This past week I met and interviewed an individual who has worked on the Xbox 360 project for many years and they had some things that they wanted to get out into the public. I have the fullest confidence in the integrity of this confidential source. While respecting and protecting their rights we were able to have an in-depth interview of working in the Xbox project and just how things progressed to this point. Just keep in mind that a while back I broke the story that Bungie was leaving Microsoft and had all the details a full week before the official PR announcement Once again I have a confidential source from inside Redmond and I't all checks out to me.
Now on to the Interview:
Q: So what do you think the real failure rate of the Xbox 360 is? Some have estimated it as high as 30%. I got my Xbox in early 2007 and so far so good but what do you think the chance is that it's going to die on me one day.

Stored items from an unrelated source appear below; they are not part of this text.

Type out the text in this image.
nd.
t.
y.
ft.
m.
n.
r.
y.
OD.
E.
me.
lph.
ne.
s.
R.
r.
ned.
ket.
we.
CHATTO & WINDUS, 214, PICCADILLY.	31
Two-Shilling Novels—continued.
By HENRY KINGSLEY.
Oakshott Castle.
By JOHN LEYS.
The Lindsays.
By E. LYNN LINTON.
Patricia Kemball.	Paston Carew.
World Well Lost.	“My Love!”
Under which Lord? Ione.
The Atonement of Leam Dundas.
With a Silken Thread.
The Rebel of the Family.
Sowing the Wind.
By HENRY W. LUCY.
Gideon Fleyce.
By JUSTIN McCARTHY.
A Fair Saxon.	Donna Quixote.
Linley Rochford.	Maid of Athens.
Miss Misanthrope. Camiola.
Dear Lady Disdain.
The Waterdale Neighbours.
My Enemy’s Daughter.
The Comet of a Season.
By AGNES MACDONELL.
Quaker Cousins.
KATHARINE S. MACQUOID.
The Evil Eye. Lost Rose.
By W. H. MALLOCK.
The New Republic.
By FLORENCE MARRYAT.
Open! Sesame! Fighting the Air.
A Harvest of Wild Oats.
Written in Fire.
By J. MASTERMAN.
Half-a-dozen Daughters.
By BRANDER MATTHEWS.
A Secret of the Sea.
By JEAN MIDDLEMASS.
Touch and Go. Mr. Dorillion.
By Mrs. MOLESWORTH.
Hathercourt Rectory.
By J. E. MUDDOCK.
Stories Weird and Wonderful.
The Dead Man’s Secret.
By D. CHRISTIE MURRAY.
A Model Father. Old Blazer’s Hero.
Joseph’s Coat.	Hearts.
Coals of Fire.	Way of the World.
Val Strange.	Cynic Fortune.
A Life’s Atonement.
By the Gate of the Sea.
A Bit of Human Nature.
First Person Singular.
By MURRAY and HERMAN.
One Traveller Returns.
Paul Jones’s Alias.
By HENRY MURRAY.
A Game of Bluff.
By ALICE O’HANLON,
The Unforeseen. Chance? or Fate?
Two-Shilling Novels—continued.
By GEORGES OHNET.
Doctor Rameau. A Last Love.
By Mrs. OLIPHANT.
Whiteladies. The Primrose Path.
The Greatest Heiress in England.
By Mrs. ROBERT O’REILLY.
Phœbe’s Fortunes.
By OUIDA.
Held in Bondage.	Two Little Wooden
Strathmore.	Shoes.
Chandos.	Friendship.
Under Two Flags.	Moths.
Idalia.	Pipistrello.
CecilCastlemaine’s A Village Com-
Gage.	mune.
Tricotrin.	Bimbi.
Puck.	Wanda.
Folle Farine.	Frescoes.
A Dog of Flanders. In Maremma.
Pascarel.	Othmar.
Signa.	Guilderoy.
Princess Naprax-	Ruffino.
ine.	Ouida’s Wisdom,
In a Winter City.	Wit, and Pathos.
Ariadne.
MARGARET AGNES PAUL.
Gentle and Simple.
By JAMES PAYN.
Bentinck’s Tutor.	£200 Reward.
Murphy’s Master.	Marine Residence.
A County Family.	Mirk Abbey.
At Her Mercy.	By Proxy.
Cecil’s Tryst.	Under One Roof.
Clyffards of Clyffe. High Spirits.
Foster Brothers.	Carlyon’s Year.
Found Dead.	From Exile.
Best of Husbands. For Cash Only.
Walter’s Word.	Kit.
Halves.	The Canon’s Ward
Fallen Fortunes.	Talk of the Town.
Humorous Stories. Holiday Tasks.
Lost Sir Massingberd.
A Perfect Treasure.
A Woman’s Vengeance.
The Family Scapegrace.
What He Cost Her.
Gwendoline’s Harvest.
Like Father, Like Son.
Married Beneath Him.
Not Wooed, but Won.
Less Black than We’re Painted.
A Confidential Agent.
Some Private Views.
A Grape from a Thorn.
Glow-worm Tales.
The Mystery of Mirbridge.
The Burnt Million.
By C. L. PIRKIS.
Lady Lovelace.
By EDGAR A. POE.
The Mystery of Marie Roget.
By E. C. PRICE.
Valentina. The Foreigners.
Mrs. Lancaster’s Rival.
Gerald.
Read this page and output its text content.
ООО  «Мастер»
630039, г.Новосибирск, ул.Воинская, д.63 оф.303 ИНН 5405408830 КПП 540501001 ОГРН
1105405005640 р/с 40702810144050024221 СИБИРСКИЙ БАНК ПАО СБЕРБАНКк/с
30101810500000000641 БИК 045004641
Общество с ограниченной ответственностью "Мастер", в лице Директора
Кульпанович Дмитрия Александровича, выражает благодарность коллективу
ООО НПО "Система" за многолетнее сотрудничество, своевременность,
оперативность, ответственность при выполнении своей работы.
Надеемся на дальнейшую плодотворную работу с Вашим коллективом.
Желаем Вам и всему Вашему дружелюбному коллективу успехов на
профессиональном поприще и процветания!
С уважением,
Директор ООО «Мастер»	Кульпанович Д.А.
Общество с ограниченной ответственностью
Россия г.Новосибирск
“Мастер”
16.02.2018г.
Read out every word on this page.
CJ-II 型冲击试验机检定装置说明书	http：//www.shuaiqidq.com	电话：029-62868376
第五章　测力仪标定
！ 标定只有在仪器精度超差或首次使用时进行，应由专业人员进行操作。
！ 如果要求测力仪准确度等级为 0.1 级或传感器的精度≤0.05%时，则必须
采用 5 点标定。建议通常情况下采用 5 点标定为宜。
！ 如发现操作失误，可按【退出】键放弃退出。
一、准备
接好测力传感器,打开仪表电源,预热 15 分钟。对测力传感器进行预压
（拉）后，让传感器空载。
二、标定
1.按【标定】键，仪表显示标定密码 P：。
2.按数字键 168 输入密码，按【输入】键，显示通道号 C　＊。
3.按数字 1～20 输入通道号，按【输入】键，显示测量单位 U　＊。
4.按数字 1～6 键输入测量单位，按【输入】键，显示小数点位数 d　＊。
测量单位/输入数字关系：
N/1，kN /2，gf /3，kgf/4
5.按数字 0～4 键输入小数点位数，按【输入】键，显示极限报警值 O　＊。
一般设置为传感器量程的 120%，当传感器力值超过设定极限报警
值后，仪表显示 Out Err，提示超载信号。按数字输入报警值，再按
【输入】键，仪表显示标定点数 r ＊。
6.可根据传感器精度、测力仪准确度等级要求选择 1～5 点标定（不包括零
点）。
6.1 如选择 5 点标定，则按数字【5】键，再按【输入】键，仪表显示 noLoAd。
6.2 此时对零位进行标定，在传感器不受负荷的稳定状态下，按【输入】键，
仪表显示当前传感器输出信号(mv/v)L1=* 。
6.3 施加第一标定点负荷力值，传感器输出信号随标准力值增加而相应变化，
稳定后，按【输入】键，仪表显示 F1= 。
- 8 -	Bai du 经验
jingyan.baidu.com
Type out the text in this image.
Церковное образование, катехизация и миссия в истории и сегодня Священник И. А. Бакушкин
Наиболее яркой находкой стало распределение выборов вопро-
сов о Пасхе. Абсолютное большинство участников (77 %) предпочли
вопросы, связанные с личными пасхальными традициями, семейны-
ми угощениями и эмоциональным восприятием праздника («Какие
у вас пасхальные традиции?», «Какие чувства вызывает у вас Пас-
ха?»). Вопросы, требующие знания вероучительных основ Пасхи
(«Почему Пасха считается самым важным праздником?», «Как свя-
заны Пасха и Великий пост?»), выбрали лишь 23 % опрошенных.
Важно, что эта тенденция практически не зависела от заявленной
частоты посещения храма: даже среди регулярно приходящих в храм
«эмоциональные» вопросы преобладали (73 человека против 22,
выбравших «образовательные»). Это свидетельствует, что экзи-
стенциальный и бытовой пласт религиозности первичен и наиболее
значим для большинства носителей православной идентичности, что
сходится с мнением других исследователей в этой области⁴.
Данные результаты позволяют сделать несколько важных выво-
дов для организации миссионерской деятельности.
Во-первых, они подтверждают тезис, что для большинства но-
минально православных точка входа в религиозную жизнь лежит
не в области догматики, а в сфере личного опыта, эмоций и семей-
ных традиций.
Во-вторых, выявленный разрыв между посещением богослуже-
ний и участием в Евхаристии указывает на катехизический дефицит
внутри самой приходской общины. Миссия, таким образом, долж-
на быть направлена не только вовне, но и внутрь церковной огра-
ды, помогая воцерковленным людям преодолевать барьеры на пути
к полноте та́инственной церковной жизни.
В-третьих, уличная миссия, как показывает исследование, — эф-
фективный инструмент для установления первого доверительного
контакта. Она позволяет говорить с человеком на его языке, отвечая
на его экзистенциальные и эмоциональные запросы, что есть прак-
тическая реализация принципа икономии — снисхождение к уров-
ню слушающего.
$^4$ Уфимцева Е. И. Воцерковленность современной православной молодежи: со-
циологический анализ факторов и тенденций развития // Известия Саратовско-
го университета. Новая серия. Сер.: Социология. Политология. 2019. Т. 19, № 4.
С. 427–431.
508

A: It's around 30%, and all will probably fail early. This quarter they are expecting 1 M failures, most of those Xenons. Some of those are repeat failures. Life expectancy is all over the map because the design has very little margin for most of the important parameters. That means it's not a fault tolerant design. So a good unit may last a couple of years, while a bad unit can fail in hours. I have a launch unit and have not had a single problem with it. And it's used a lot. But I don't know anyone else with a 360 that hasn't broken, except you now. There's no way to tell when yours might die. But the cooler you can keep it, the longer it will probably last. So stand it up, keep it in free air, etc. :Note : Xenon was the code name for the first Xbox 360 mother board.
Q: Of all five videogame systems on the market now (PS3, PSP, PS2, DS, Wii and 360)only the Xbox 360 has had such major hardware failure problems. Microsoft being the only company based in the US making a videogame system. What part of Microsoft's way of doing things do you think caused this situation to happen.
A: First, MS has under resourced that product unit in all engineering areas since the very beginning. Especially in engineering support functions like test, quality, manufacturing, and supplier management. There just weren't enough people to do the job that needed to be done. The leadership in many of those areas was also lopsided in essential skills and experience. But I hear they are really trying to staff up now based on what has happened, and how cheap staff is compared to a couple of billion in cost of quality.